While the public markets have been thriving, deal-making in the financial services ecosystem has remained considerably subdued in 2023. Overall, Q3 (July-September period) saw 40 deals valued at $1.7 billion, a 30% fall in values, compared to the same period in 2022; volumes have seen a 23% decline, from 52 deals last quarter, as per the Grant Thornton Bharat Financial Services Dealtracker Report, 2023.
The report further reveals that investors are showing interest in credit-based financial companies with strong profitability indicators, but they are still hesitant to make new investments until they gain more confidence.
The mergers and acquisitions (M&A) landscape witnessed 10 deals at $1.1 billion. While volumes fell by 9% from the previous quarter, values saw an upsurge of 2,047%. Moreover, nearly 60% of M&A activities were driven in the country by investors in India, with only 40% of the balance being driven between the UK, Europe and Japan. Domestic mergers accounted for 60% of the volumes, while cross-border transactions, particularly in the inbound sector, contributed to 60% of the values in the segment, as per the report. Rapyd Financial Networks Ltd.’s inbound acquisition of PayU Payments Pvt Ltd’s for $610 million emerged as the top deal.

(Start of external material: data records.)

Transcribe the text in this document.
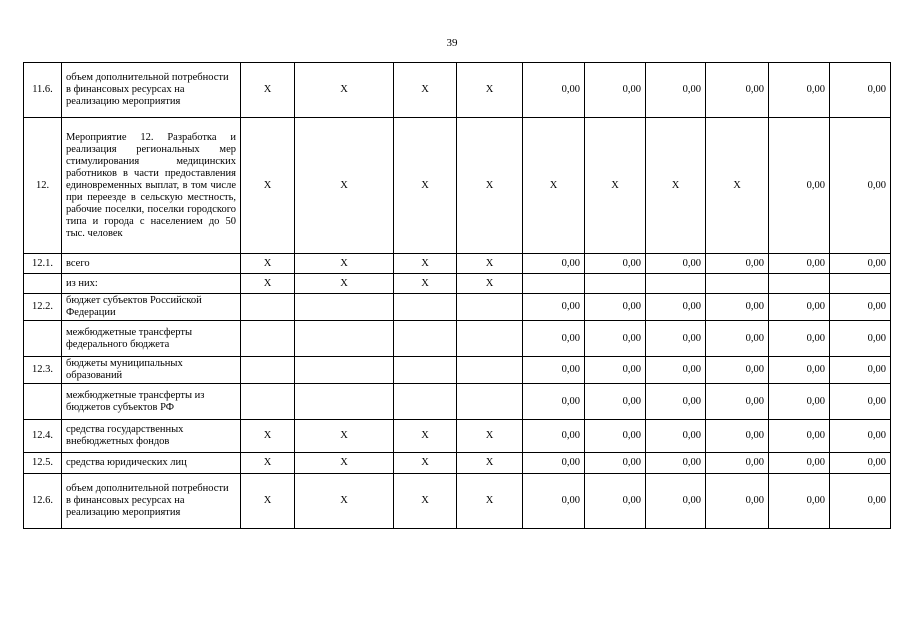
39
11.6.	объем дополнительной потребности в финансовых ресурсах на реализацию мероприятия	X	X	X	X	0,00	0,00	0,00	0,00	0,00	0,00
12.	Мероприятие 12. Разработка и реализация региональных мер стимулирования медицинских работников в части предоставления единовременных выплат, в том числе при переезде в сельскую местность, рабочие поселки, поселки городского типа и города с населением до 50 тыс. человек	X	X	X	X	X	X	X	X	0,00	0,00
12.1.	всего	X	X	X	X	0,00	0,00	0,00	0,00	0,00	0,00
	из них:	X	X	X	X						
12.2.	бюджет субъектов Российской Федерации					0,00	0,00	0,00	0,00	0,00	0,00
	межбюджетные трансферты федерального бюджета					0,00	0,00	0,00	0,00	0,00	0,00
12.3.	бюджеты муниципальных образований					0,00	0,00	0,00	0,00	0,00	0,00
	межбюджетные трансферты из бюджетов субъектов РФ					0,00	0,00	0,00	0,00	0,00	0,00
12.4.	средства государственных внебюджетных фондов	X	X	X	X	0,00	0,00	0,00	0,00	0,00	0,00
12.5.	средства юридических лиц	X	X	X	X	0,00	0,00	0,00	0,00	0,00	0,00
12.6.	объем дополнительной потребности в финансовых ресурсах на реализацию мероприятия	X	X	X	X	0,00	0,00	0,00	0,00	0,00	0,00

Given the elevated inflation that has been experienced globally, interest rate hikes have been on an increasing trend for the most part of 2022 and the first half of 2023. Due to the food and fuel inflation, interest rates are expected to remain elevated for the foreseeable future.

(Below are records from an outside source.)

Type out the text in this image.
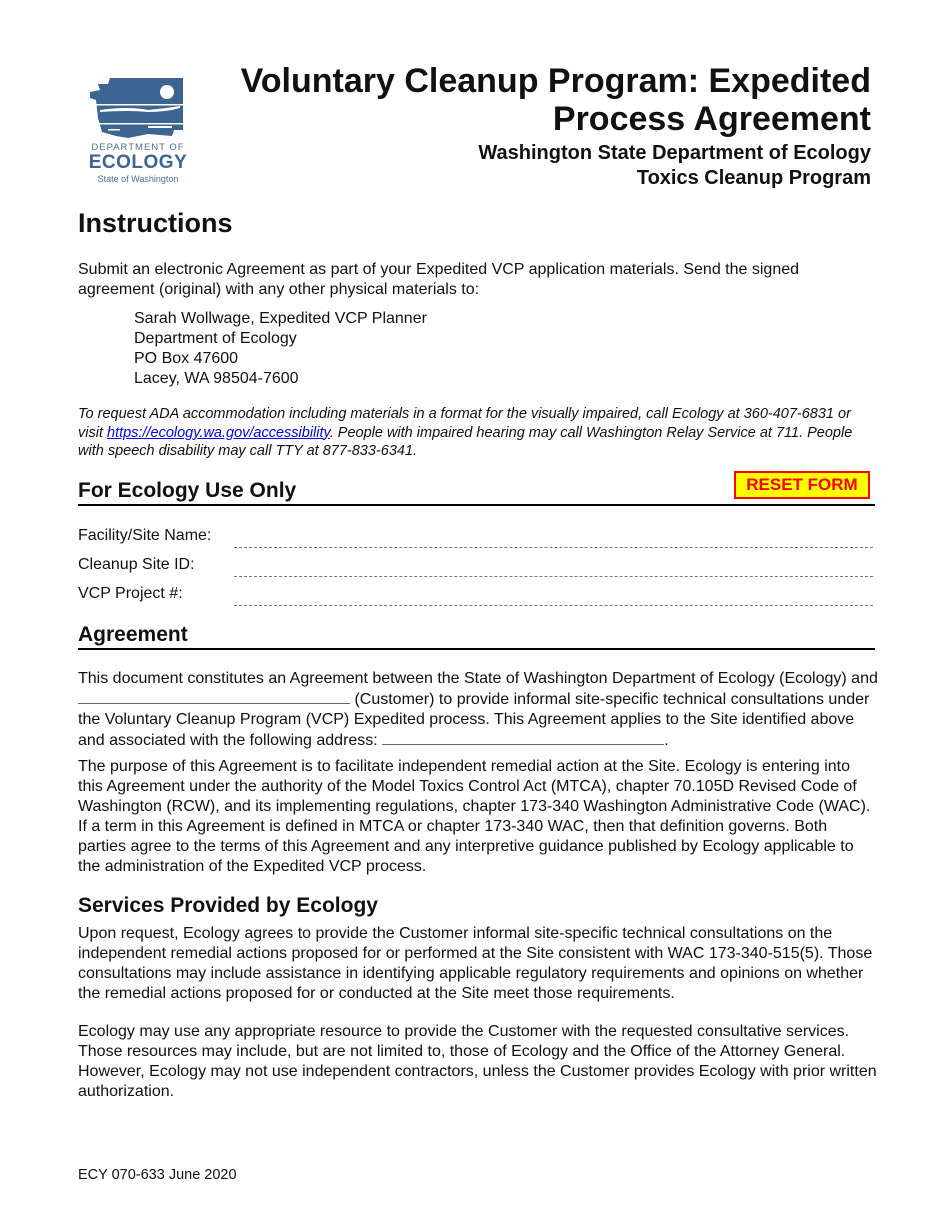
DEPARTMENT OF
ECOLOGY
State of Washington
Voluntary Cleanup Program: Expedited
Process Agreement
Washington State Department of Ecology
Toxics Cleanup Program
Instructions
Submit an electronic Agreement as part of your Expedited VCP application materials. Send the signed agreement (original) with any other physical materials to:
Sarah Wollwage, Expedited VCP Planner
Department of Ecology
PO Box 47600
Lacey, WA 98504-7600
To request ADA accommodation including materials in a format for the visually impaired, call Ecology at 360-407-6831 or visit https://ecology.wa.gov/accessibility. People with impaired hearing may call Washington Relay Service at 711. People with speech disability may call TTY at 877-833-6341.
For Ecology Use Only	RESET FORM
Facility/Site Name:
Cleanup Site ID:
VCP Project #:
Agreement
This document constitutes an Agreement between the State of Washington Department of Ecology (Ecology) and  (Customer) to provide informal site-specific technical consultations under the Voluntary Cleanup Program (VCP) Expedited process. This Agreement applies to the Site identified above and associated with the following address:	.
The purpose of this Agreement is to facilitate independent remedial action at the Site. Ecology is entering into this Agreement under the authority of the Model Toxics Control Act (MTCA), chapter 70.105D Revised Code of Washington (RCW), and its implementing regulations, chapter 173-340 Washington Administrative Code (WAC). If a term in this Agreement is defined in MTCA or chapter 173-340 WAC, then that definition governs. Both parties agree to the terms of this Agreement and any interpretive guidance published by Ecology applicable to the administration of the Expedited VCP process.
Services Provided by Ecology
Upon request, Ecology agrees to provide the Customer informal site-specific technical consultations on the independent remedial actions proposed for or performed at the Site consistent with WAC 173-340-515(5). Those consultations may include assistance in identifying applicable regulatory requirements and opinions on whether the remedial actions proposed for or conducted at the Site meet those requirements.
Ecology may use any appropriate resource to provide the Customer with the requested consultative services. Those resources may include, but are not limited to, those of Ecology and the Office of the Attorney General. However, Ecology may not use independent contractors, unless the Customer provides Ecology with prior written authorization.
ECY 070-633 June 2020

Vivek Iyer, partner, National Leader Financial Services Risk Advisory, Grant Thornton Bharat, says, “As we navigate a landscape marked by increasing interest rates and global inflation, the balancing act of central banks becomes crucial to maintaining economic stability. The recent pause in interest rate hikes in India’s monetary policy meetings reflects this cautious approach, especially in the face of global uncertainties and geopolitical factors.”
Grant Thornton observes that even if fintechs are more concerned with profitability than cash burn, what stands out is that the bulk of private equity fund deals have primary investments in fintechs, banks, and NBFC—traditionally areas where capital defines development strategy.
In fact, 73% of the 30 deals that private equity completed during the quarter were in the fintech sector, with the remaining 27% of deal activities taking place in the NBFC sector, which is mostly concerned with housing, MSME, microfinance, and education.
“This shift aligns with a broader emphasis on sustainable profitability. As we navigate these dynamic economic conditions, investors are increasingly seeking clear and achievable paths to profitability in the ever-evolving financial ecosystem,” adds Iyer.
On the IPO and QIP front, two IPOs were launched, collectively valuing a substantial $186 million, marking a change in comparison to the previous quarter when no IPOs were observed. Further, the quarter saw three QIPs amounting to an impressive $1.2 billion. Notably, the banking sector played a dominant role in the QIP market, contributing a significant 54% to the overall QIP values for the quarter. This spike in IPO and QIP activity demonstrates a burgeoning investor appetite and interest in the sector’s offerings.
Moreover, three QIPs totaling a whopping $1.2 billion were approved during the quarter. With a noteworthy 54% of the total QIP values for the quarter, the banking industry clearly dominated the QIP market. A growing investor appetite and interest in the sector's products is demonstrated by the increase in IPO and QIP activity.
Recent trends further reveal that given the elevated global interest rates, global investors will continue to show increased interest in financial services, particularly lending-focused businesses with key areas for credit growth in India becoming affordable housing, MSMEs, and education. The insurance sector is also poised for growth with regulatory changes and global standards gaining prominence, although substantial investments are yet to come, says the report.
Meanwhile, investors are still drawn to fintech, but the DPDP Act of 2023 will have a big impact on data privacy, which will force financial services companies—especially those in the fintech space—to promptly reassess their operational plans.